Le principe est simple : la réaction chimique de l’hydrogène avec le CO2 produit non seulement du méthane (CH4), mais aussi de l’eau (H2O). Les chercheurs utilisent les propriétés hygroscopiques (donc hydrophiles) de la zéolite pour retirer du mélange de la réaction l’eau qui a été produite. L’équilibre chimique est ainsi décalé vers le méthane. Résultat : un rendement plus élevé de méthane pur et par conséquent une efficacité plus élevée du processus de catalyse. Dès que la zéolite est saturée d’eau, elle peut « décharger » par chauffage et évaporation de l’eau, puis être réutilisée.

Du gaz naturel artificiel à partir du courant excédentaire

[ Andreas Borgschulte analyse les processus chimiques qui se déroulent dans le prototype de réacteur de méthanisation ]

En recherche de partenaires de projet

Le processus fonctionne – mais pour le moment, uniquement en laboratoire.
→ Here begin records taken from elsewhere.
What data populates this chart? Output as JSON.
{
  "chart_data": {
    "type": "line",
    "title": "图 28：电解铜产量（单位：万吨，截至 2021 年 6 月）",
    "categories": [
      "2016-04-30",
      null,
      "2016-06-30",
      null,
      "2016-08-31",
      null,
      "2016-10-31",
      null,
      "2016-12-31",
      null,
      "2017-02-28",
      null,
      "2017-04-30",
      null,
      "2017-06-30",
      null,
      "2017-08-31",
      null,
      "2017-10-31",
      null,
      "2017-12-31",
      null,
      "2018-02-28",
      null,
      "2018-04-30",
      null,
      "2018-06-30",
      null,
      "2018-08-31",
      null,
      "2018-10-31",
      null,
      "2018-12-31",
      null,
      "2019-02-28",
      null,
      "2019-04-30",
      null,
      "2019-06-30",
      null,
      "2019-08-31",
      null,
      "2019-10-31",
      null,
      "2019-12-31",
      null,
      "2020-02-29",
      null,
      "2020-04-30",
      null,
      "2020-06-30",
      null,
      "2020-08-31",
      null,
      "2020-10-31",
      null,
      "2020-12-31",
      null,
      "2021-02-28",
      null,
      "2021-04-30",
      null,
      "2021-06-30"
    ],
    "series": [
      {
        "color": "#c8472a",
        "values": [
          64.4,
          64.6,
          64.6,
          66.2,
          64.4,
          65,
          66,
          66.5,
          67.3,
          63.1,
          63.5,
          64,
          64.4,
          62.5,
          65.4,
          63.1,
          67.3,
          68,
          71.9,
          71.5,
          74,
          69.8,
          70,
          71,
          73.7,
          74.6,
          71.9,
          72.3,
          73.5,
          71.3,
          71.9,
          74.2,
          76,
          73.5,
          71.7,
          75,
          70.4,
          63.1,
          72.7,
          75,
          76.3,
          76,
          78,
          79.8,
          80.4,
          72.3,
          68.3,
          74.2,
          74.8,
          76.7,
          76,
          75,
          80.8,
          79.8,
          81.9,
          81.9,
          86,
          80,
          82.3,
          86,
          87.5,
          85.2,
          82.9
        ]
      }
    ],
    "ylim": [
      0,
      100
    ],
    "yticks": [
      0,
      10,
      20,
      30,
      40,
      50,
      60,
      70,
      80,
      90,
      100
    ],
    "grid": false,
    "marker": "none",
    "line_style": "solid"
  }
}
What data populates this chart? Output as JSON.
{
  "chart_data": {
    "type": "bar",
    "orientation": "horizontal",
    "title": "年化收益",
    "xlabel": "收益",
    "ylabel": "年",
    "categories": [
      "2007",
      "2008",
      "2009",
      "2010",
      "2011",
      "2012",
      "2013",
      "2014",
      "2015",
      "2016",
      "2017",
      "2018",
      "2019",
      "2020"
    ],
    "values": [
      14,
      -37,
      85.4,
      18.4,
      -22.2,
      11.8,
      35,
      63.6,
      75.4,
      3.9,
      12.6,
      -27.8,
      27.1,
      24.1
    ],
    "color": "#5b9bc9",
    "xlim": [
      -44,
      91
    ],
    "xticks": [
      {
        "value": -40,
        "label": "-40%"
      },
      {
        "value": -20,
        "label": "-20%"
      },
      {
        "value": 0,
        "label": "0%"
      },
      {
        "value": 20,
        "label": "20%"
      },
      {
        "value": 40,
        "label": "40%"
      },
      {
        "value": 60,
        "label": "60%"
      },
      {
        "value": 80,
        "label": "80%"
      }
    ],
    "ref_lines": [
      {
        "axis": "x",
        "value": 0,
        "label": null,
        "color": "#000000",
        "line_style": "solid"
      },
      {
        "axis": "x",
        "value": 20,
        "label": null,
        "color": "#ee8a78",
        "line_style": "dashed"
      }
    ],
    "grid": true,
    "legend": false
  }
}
D’après Borgschulte, il reste encore un long chemin à parcourir jusqu’à l’utilisation commerciale dans de grandes installations. Actuellement, les chercheurs d’Empa sont à la recherche de partenaires de projet pour construire une installation de méthanation à plus grande échelle et l’utiliser comme projet pilote. En même temps, l’équipe de Borgschulte souhaite poursuivre l’optimisation du processus. Dans la prochaine étape, quatre catalyseurs par sorption – ou plus – doivent être mis en œuvre simultanément. Lorsque l’un est saturé d’eau, l’installation passe automatiquement au catalyseur « sec » suivant, tandis que le précédent est aussitôt « déchargé ».

Le soufre, qui apparaît dans les installations de biogaz avec le méthane et le CO2, constitue jusqu’ici un problème pour cette méthode cyclique. Les composés soufrés peuvent nuire à la zéolite de manière irréparable. Actuellement, les chercheurs travaillent pour retirer le soufre du biogaz cru et pour maintenir ainsi la zéolite capable de fonctionner aussi longtemps que possible.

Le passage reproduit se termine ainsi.